A more generic form, which can accept any item stream, is of the form:
KinesisSinks.kinesis(
@Nonnull String stream,
@Nonnull FunctionEx<T, String> keyFn,
@Nonnull FunctionEx<T, byte[]> valueFn
)
It has two more mandatory parameters:
key function that specifies how to compute the partition key from
an input itemvalue function that specifies how to compute the data blob from an
input itemBoth the Kinesis source and sink can be covered by integration tests in which the AWS backend is mocked with the help of LocalStack and Testcontainers.

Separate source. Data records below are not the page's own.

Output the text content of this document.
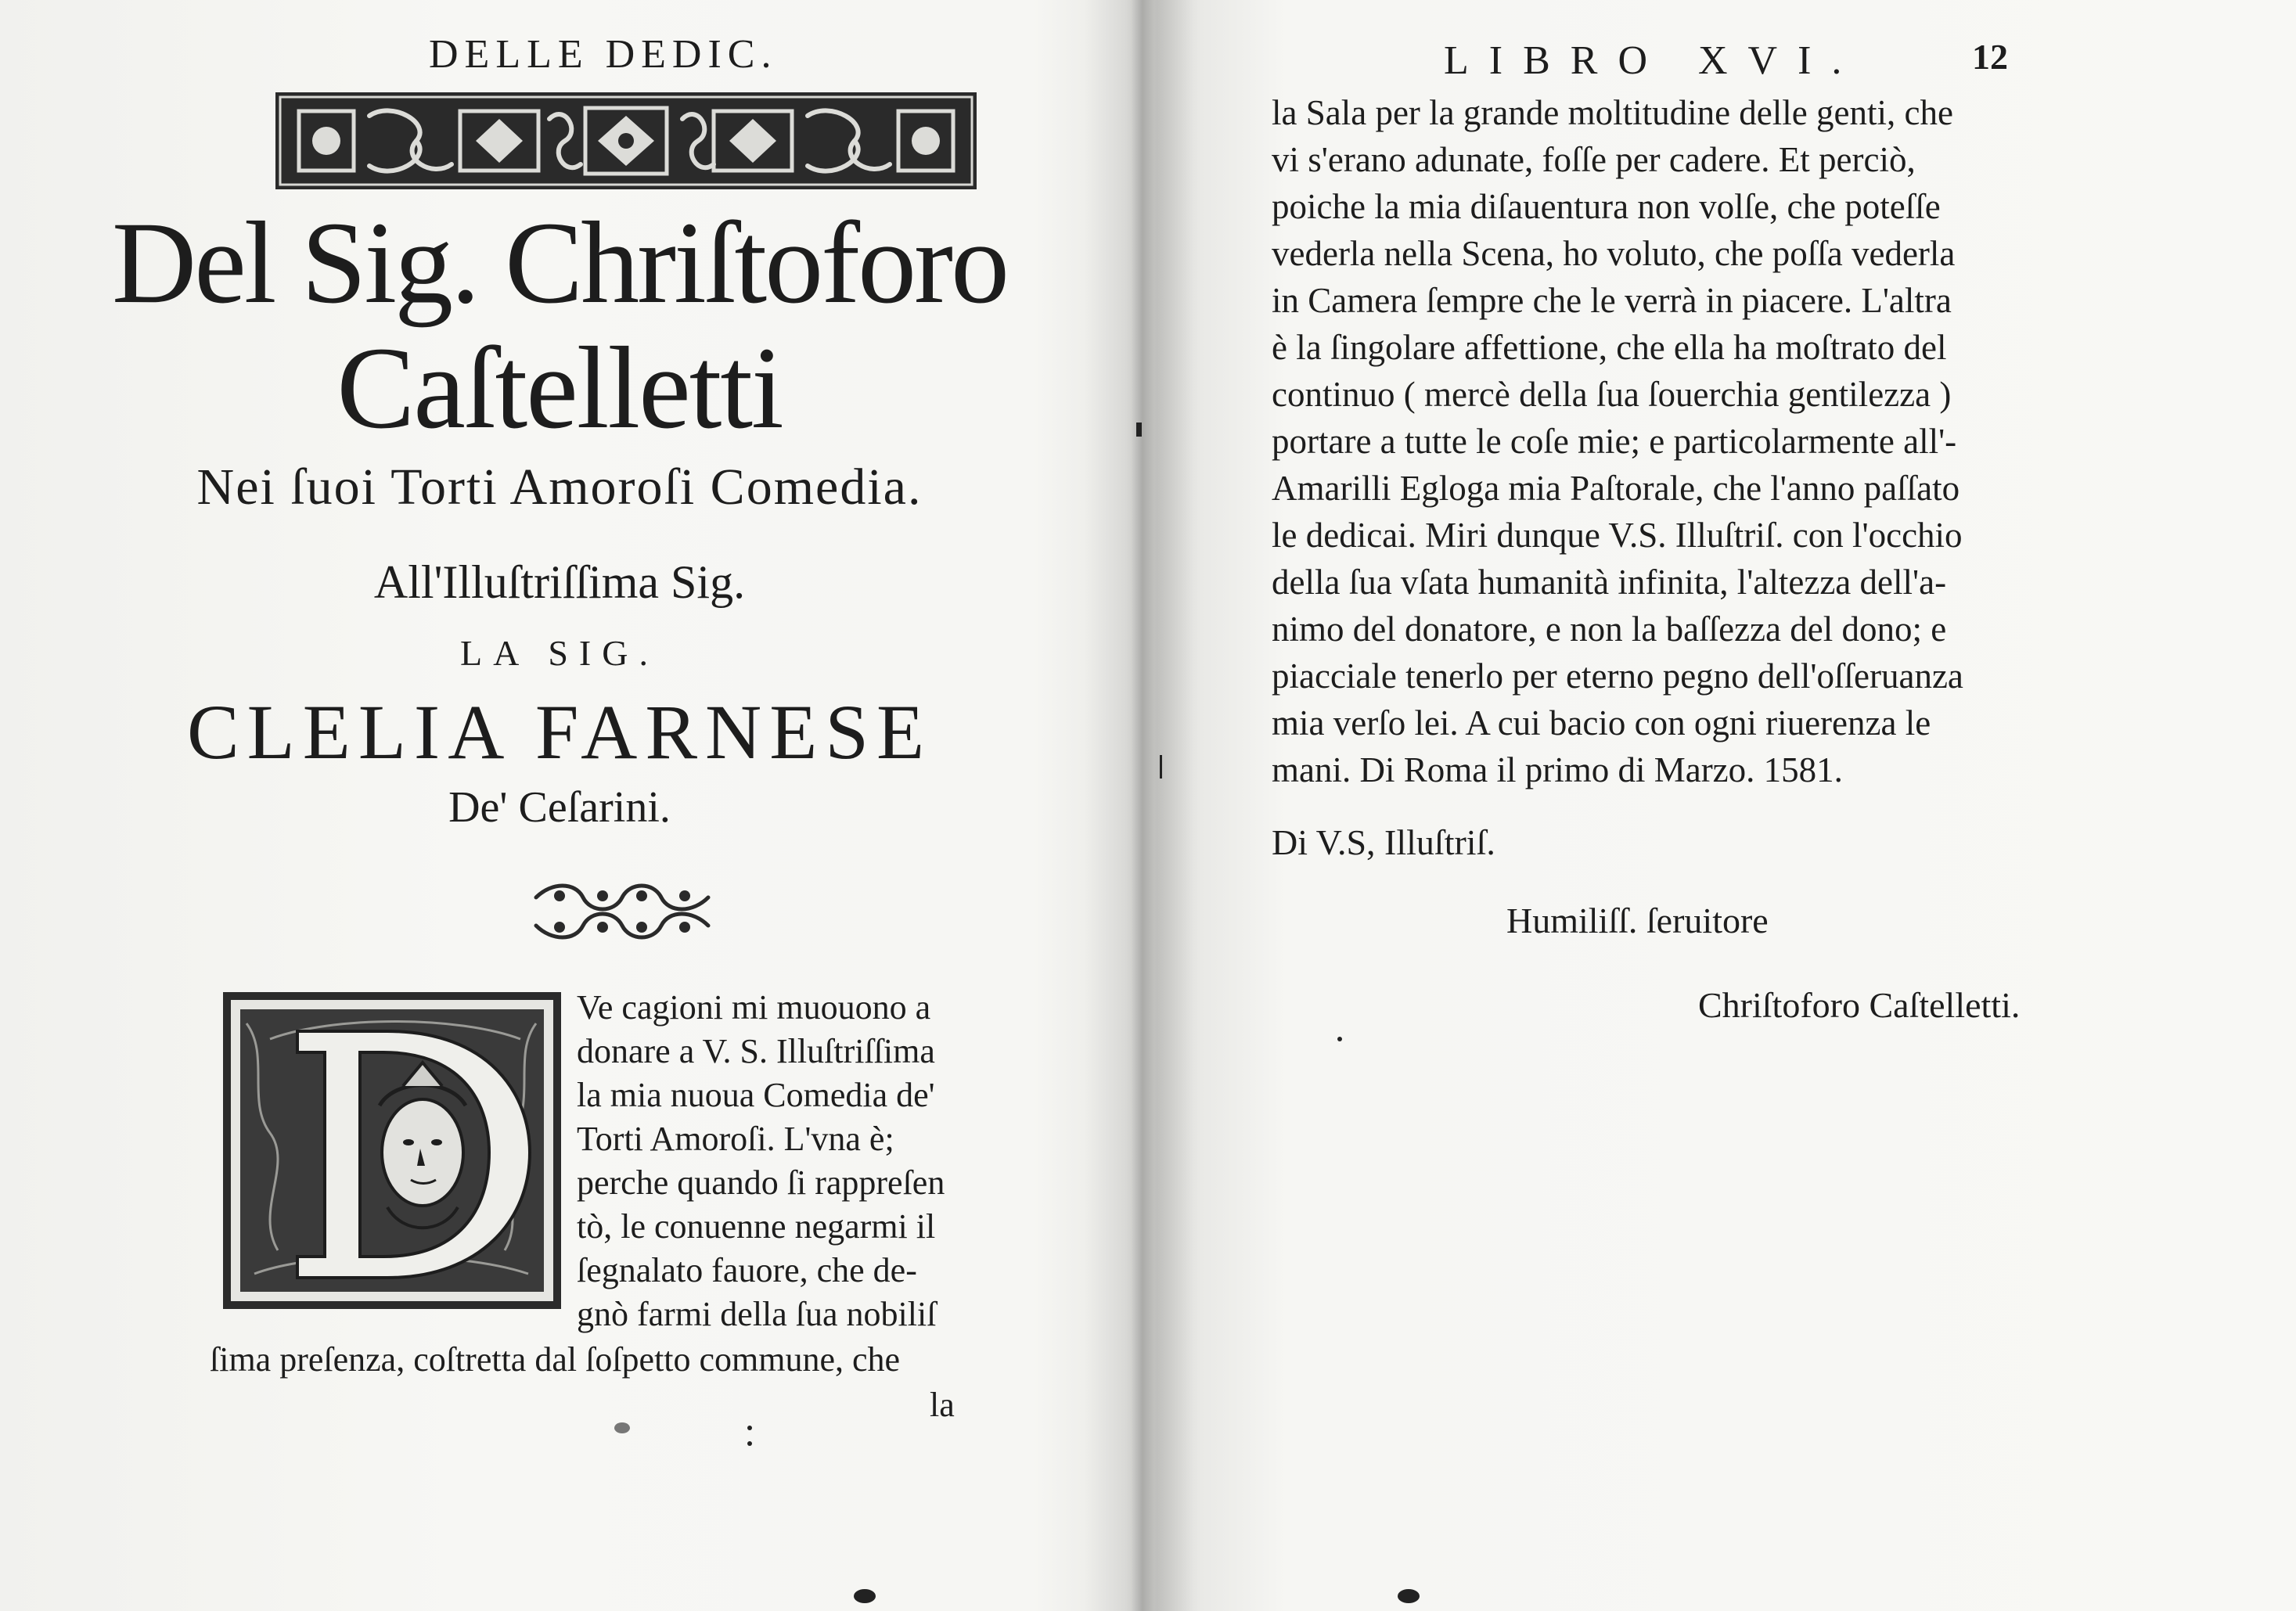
DELLE DEDIC.
Del Sig. Chriſtoforo
Caſtelletti
Nei ſuoi Torti Amoroſi Comedia.
All'Illuſtriſſima Sig.
LA SIG.
CLELIA FARNESE
De' Ceſarini.
Ve cagioni mi muouono a
donare a V. S. Illuſtriſſima
la mia nuoua Comedia de'
Torti Amoroſi. L'vna è;
perche quando ſi rappreſen
tò, le conuenne negarmi il
ſegnalato fauore, che de-
gnò farmi della ſua nobiliſ
ſima preſenza, coſtretta dal ſoſpetto commune, che
la
LIBRO XVI.	12
la Sala per la grande moltitudine delle genti, che
vi s'erano adunate, foſſe per cadere. Et perciò,
poiche la mia diſauentura non volſe, che poteſſe
vederla nella Scena, ho voluto, che poſſa vederla
in Camera ſempre che le verrà in piacere. L'altra
è la ſingolare affettione, che ella ha moſtrato del
continuo ( mercè della ſua ſouerchia gentilezza )
portare a tutte le coſe mie; e particolarmente all'-
Amarilli Egloga mia Paſtorale, che l'anno paſſato
le dedicai. Miri dunque V.S. Illuſtriſ. con l'occhio
della ſua vſata humanità infinita, l'altezza dell'a-
nimo del donatore, e non la baſſezza del dono; e
piacciale tenerlo per eterno pegno dell'oſſeruanza
mia verſo lei. A cui bacio con ogni riuerenza le
mani. Di Roma il primo di Marzo. 1581.
Di V.S, Illuſtriſ.
Humiliſſ. ſeruitore
Chriſtoforo Caſtelletti.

This mock is pretty reliable, with only small disadvantages. One of them is that it doesn't enforce the intake rate of shards, so we can't write tests to verify the sink's flow control behavior when trying to publish more data than the stream can ingest. Another disadvantage is that it ignores credentials (accepts anything), so we can't test behavior when credentials are incorrect. These scenarios can, however, be tested manually on the real AWS backend.
One extra Kinesis connector we could add to Jet in the future would be a version of the source which supports enhanced fan-out. Such a Kinesis consumer is different in two ways: it has dedicated throughput, and it gets data pushed to it, doesn't have to poll. Implementing such a source in future versions, though, needs to be motivated with concrete needs.
Another future improvement would be adding a generic mechanism to Jet, which would enable us to solve the ordering problem when resharding. This would be some kind of signaling mechanism we could use in a Kinesis source to check that certain previously dispatched items have cleared the entire pipeline. It's not clear how exactly this would work and if it will be implemented at all.